Start with a simple recipe that interests you. Look at the needed ingredients. The more you bake, the more your ingredient supply will build up. If it is chocolate desserts you are looking at, then you will definitely need chocolate. Unsweetened, Semi-sweetened squares, chocolate chips, cocoa, (does the recipe call for Dutch process?) Double acting baking powder, flour, (all purpose or cake flour?) Nuts, pecans, walnuts, hazel, etc.  (make sure that those who will be eating your treasures are not allergic to nuts) Read the recipe carefully. Most baking calls for all purpose. I love to bake. Everyone loves dessert. Not everyone loves liver.
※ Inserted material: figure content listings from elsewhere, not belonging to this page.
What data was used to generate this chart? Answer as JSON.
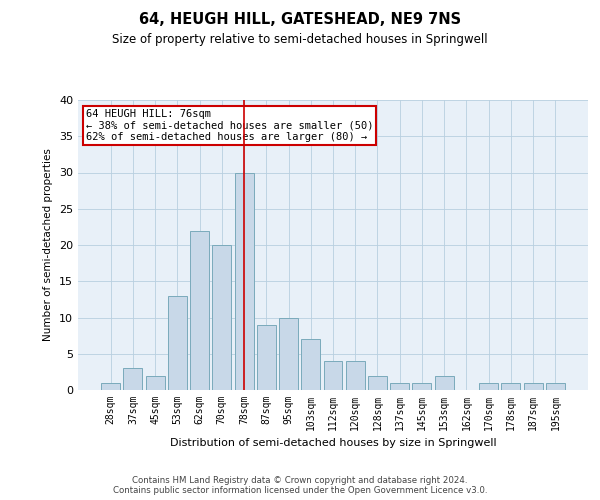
{
  "title": "64, HEUGH HILL, GATESHEAD, NE9 7NS",
  "subtitle": "Size of property relative to semi-detached houses in Springwell",
  "xlabel": "Distribution of semi-detached houses by size in Springwell",
  "ylabel": "Number of semi-detached properties",
  "categories": [
    "28sqm",
    "37sqm",
    "45sqm",
    "53sqm",
    "62sqm",
    "70sqm",
    "78sqm",
    "87sqm",
    "95sqm",
    "103sqm",
    "112sqm",
    "120sqm",
    "128sqm",
    "137sqm",
    "145sqm",
    "153sqm",
    "162sqm",
    "170sqm",
    "178sqm",
    "187sqm",
    "195sqm"
  ],
  "values": [
    1,
    3,
    2,
    13,
    22,
    20,
    30,
    9,
    10,
    7,
    4,
    4,
    2,
    1,
    1,
    2,
    0,
    1,
    1,
    1,
    1
  ],
  "bar_color": "#c8d8e8",
  "bar_edge_color": "#7aaabb",
  "vline_x": 6,
  "vline_color": "#cc0000",
  "annotation_text": "64 HEUGH HILL: 76sqm\n← 38% of semi-detached houses are smaller (50)\n62% of semi-detached houses are larger (80) →",
  "annotation_box_color": "#ffffff",
  "annotation_box_edge": "#cc0000",
  "ylim": [
    0,
    40
  ],
  "yticks": [
    0,
    5,
    10,
    15,
    20,
    25,
    30,
    35,
    40
  ],
  "grid_color": "#b8cfe0",
  "bg_color": "#e8f0f8",
  "footer_line1": "Contains HM Land Registry data © Crown copyright and database right 2024.",
  "footer_line2": "Contains public sector information licensed under the Open Government Licence v3.0."
}
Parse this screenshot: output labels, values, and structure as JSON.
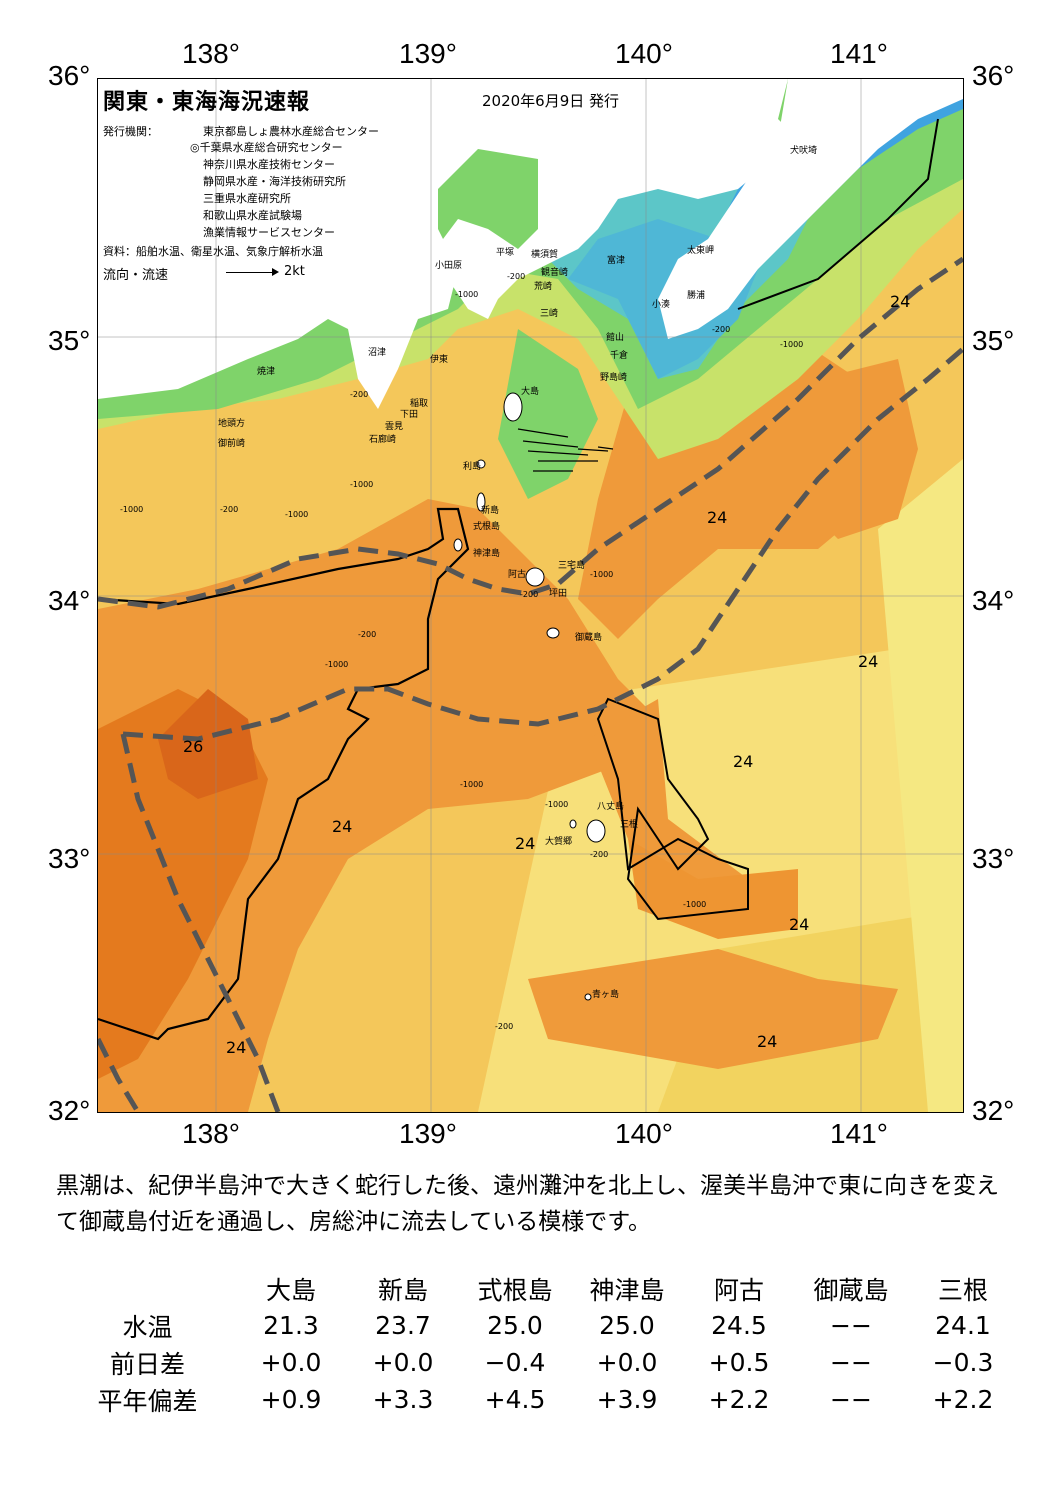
{
  "title": "関東・東海海況速報",
  "issue_date": "2020年6月9日 発行",
  "issuers_label": "発行機関：",
  "issuers": [
    "東京都島しょ農林水産総合センター",
    "◎千葉県水産総合研究センター",
    "神奈川県水産技術センター",
    "静岡県水産・海洋技術研究所",
    "三重県水産研究所",
    "和歌山県水産試験場",
    "漁業情報サービスセンター"
  ],
  "sources": "資料：船舶水温、衛星水温、気象庁解析水温",
  "flow_legend": {
    "label": "流向・流速",
    "unit": "2kt"
  },
  "axes": {
    "lon_top": [
      "138°",
      "139°",
      "140°",
      "141°"
    ],
    "lon_bottom": [
      "138°",
      "139°",
      "140°",
      "141°"
    ],
    "lat_left": [
      "36°",
      "35°",
      "34°",
      "33°",
      "32°"
    ],
    "lat_right": [
      "36°",
      "35°",
      "34°",
      "33°",
      "32°"
    ]
  },
  "place_names": {
    "inubosaki": "犬吠埼",
    "taitomisaki": "太東岬",
    "katsuura": "勝浦",
    "kominato": "小湊",
    "futtsu": "富津",
    "yokosuka": "横須賀",
    "kannonzaki": "観音崎",
    "arasaki": "荒崎",
    "misaki": "三崎",
    "hiratsuka": "平塚",
    "odawara": "小田原",
    "tateyama": "館山",
    "chikura": "千倉",
    "nojimazaki": "野島崎",
    "numazu": "沼津",
    "ito": "伊東",
    "yaizu": "焼津",
    "inatori": "稲取",
    "shimoda": "下田",
    "mikomoto": "雲見",
    "irozaki": "石廊崎",
    "omaezaki": "御前崎",
    "jitogata": "地頭方",
    "oshima": "大島",
    "toshima": "利島",
    "niijima": "新島",
    "shikinejima": "式根島",
    "kozushima": "神津島",
    "ako": "阿古",
    "miyakejima": "三宅島",
    "tsubota": "坪田",
    "mikurajima": "御蔵島",
    "hachijojima": "八丈島",
    "mitsune": "三根",
    "okago": "大賀郷",
    "aogashima": "青ヶ島"
  },
  "isotherm_labels": [
    "24",
    "24",
    "24",
    "24",
    "24",
    "26",
    "24",
    "24",
    "24",
    "24",
    "24"
  ],
  "depth_labels": [
    "-200",
    "-1000",
    "-200",
    "-1000",
    "-200",
    "-1000",
    "-1000",
    "-200",
    "-1000",
    "-1000",
    "-1000",
    "-200",
    "-200",
    "-1000",
    "-1000",
    "-1000",
    "-200",
    "-200"
  ],
  "summary": "黒潮は、紀伊半島沖で大きく蛇行した後、遠州灘沖を北上し、渥美半島沖で東に向きを変えて御蔵島付近を通過し、房総沖に流去している模様です。",
  "table": {
    "columns": [
      "大島",
      "新島",
      "式根島",
      "神津島",
      "阿古",
      "御蔵島",
      "三根"
    ],
    "rows": [
      {
        "label": "水温",
        "values": [
          "21.3",
          "23.7",
          "25.0",
          "25.0",
          "24.5",
          "−−",
          "24.1"
        ]
      },
      {
        "label": "前日差",
        "values": [
          "+0.0",
          "+0.0",
          "−0.4",
          "+0.0",
          "+0.5",
          "−−",
          "−0.3"
        ]
      },
      {
        "label": "平年偏差",
        "values": [
          "+0.9",
          "+3.3",
          "+4.5",
          "+3.9",
          "+2.2",
          "−−",
          "+2.2"
        ]
      }
    ]
  },
  "colors": {
    "cold": "#3fa3e0",
    "cool": "#5cc6c8",
    "green": "#7fd36a",
    "yellowgreen": "#c8e26a",
    "yellow": "#f7e07a",
    "lightorange": "#f4c75a",
    "orange": "#ef9a3a",
    "deeporange": "#e47a1e",
    "kuroshio_axis": "#555555"
  }
}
Good luck with your new adventure.


----------



## Rocklobster (Dec 7, 2011)

One thing people who love to cook probably have in common is love of food shopping. As Addie said, you should build up your supplies, so take your time in shops and see what's out there. Browse the shelves and you will get loads of ideas this way. Buy one or two small things every time to add to your larder.  Bulk stores are great for small amounts which help keep your costs down. . Even if you don't plan on using them right away, plan to down the road. This way when the urge strikes, you have some ingredients you can use to bake something. Don't forget the eggs, milk(even a can of evaporated or sweetened condenced), and even if you aren't a fan  of  butter, it will keep in the freezer for when you need it, peanut butter, shredded coconut will keep for ages, bit of vegetable oil or margerine. You can come up with very basic recipes if you have some of the ingredients to work with.

I would also start with old fashioned simple stuff. These recipes were developed during a different time when people didn't have access to the ingredients they do today, so therefore, the recipes have few, very common, ingredients.  Today's creations can be a bit intimidating for someone who doesn't do this on a regular basis.


----------